The AMNOG procedure enables physicians to obtain detailed information on the benefits and harms of the new drug before prescribing it to patients. At the same time, it creates a degree of transparency that hardly exists in other countries. For example, pharmaceutical companies are obliged to disclose their study results in the dossiers on new drugs submitted to the G-BA. The transparency principle also applies to the G-BA and IQWiG. Both IQWiG's dossier assessments and the G-BA's decisions are public, as is the decision-making process in the plenum before the decisions are made.
Even though cost control is a main focus of AMNOG, the procedure also has an influence on the extent to which a drug establishes itself on the market. This is because physicians can decide which drug to prescribe to patients based on freely available and independent information about its mode of action, added benefit and harm.

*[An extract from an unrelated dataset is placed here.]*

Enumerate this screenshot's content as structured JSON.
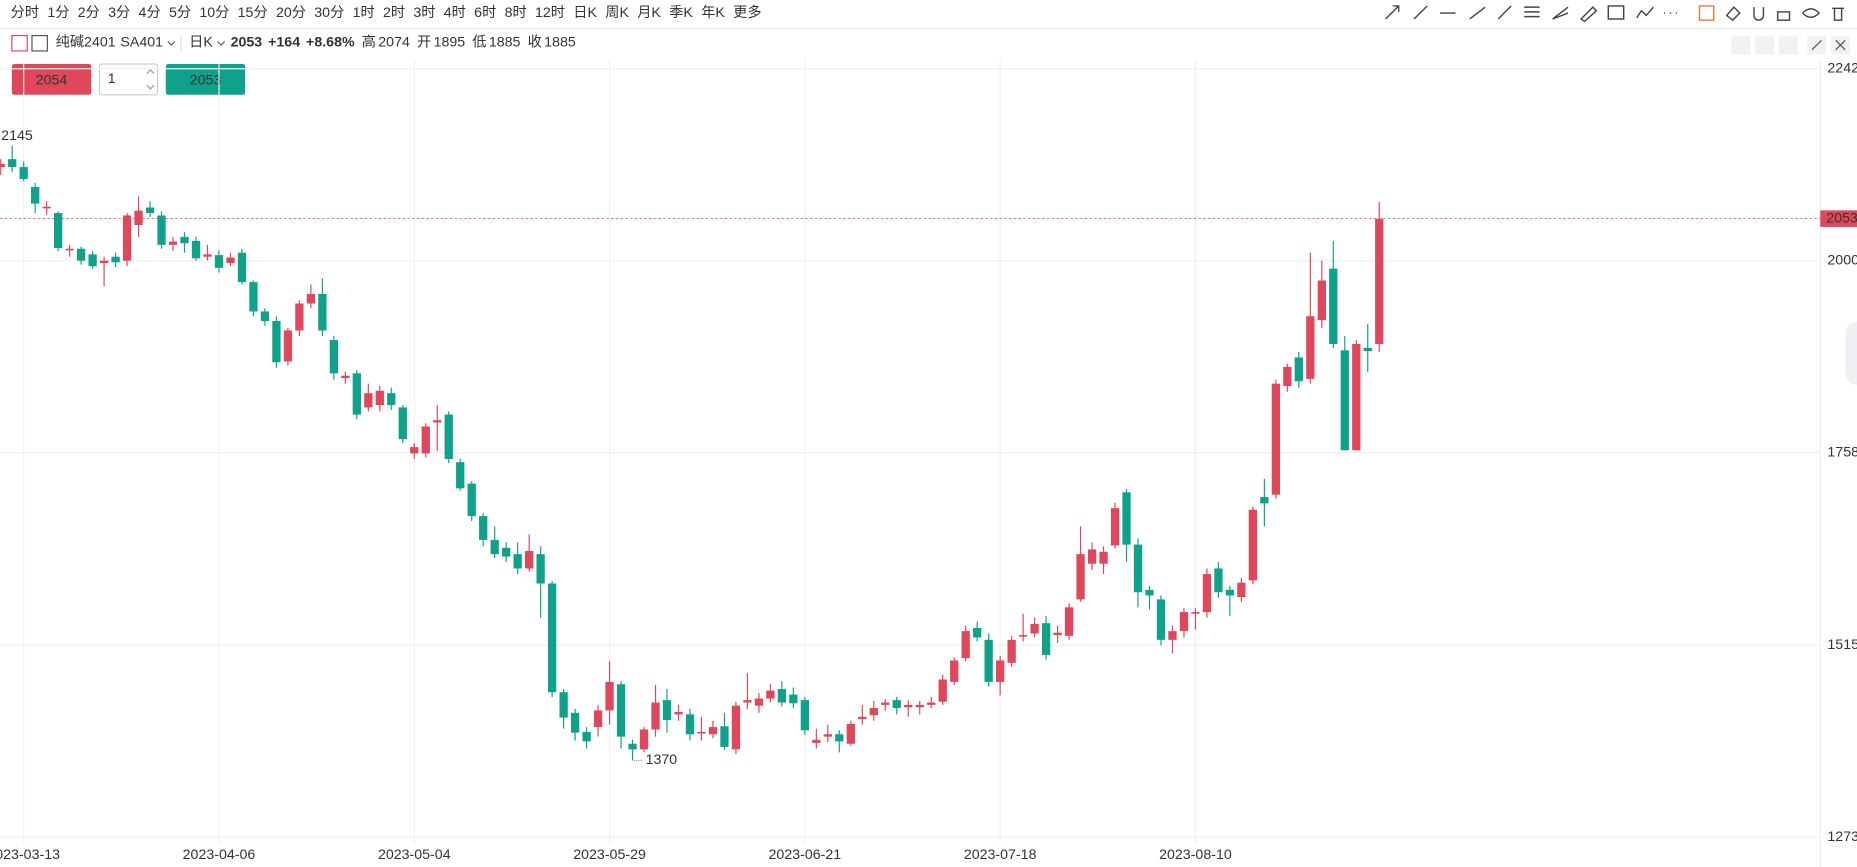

Finally, detailed analyses of early benefit assessments provide starting points that can also be used to improve EMA's approval process. For example, an analysis of 216 IQWiG early benefit assessments of new drugs entering the market between 2011 and 2017 (Wieseler et al. 2019), almost all of which were approved by the EMA for the European market, shows that no added benefit could be determined for more than half of them. Only 54 (25%) of the assessments showed a major or considerable added benefit. Such analyses can initiate a discussion on how the number of genuine innovations in the pharmaceutical sector could be noticeably increased, not only in Germany but also in the whole of the EU.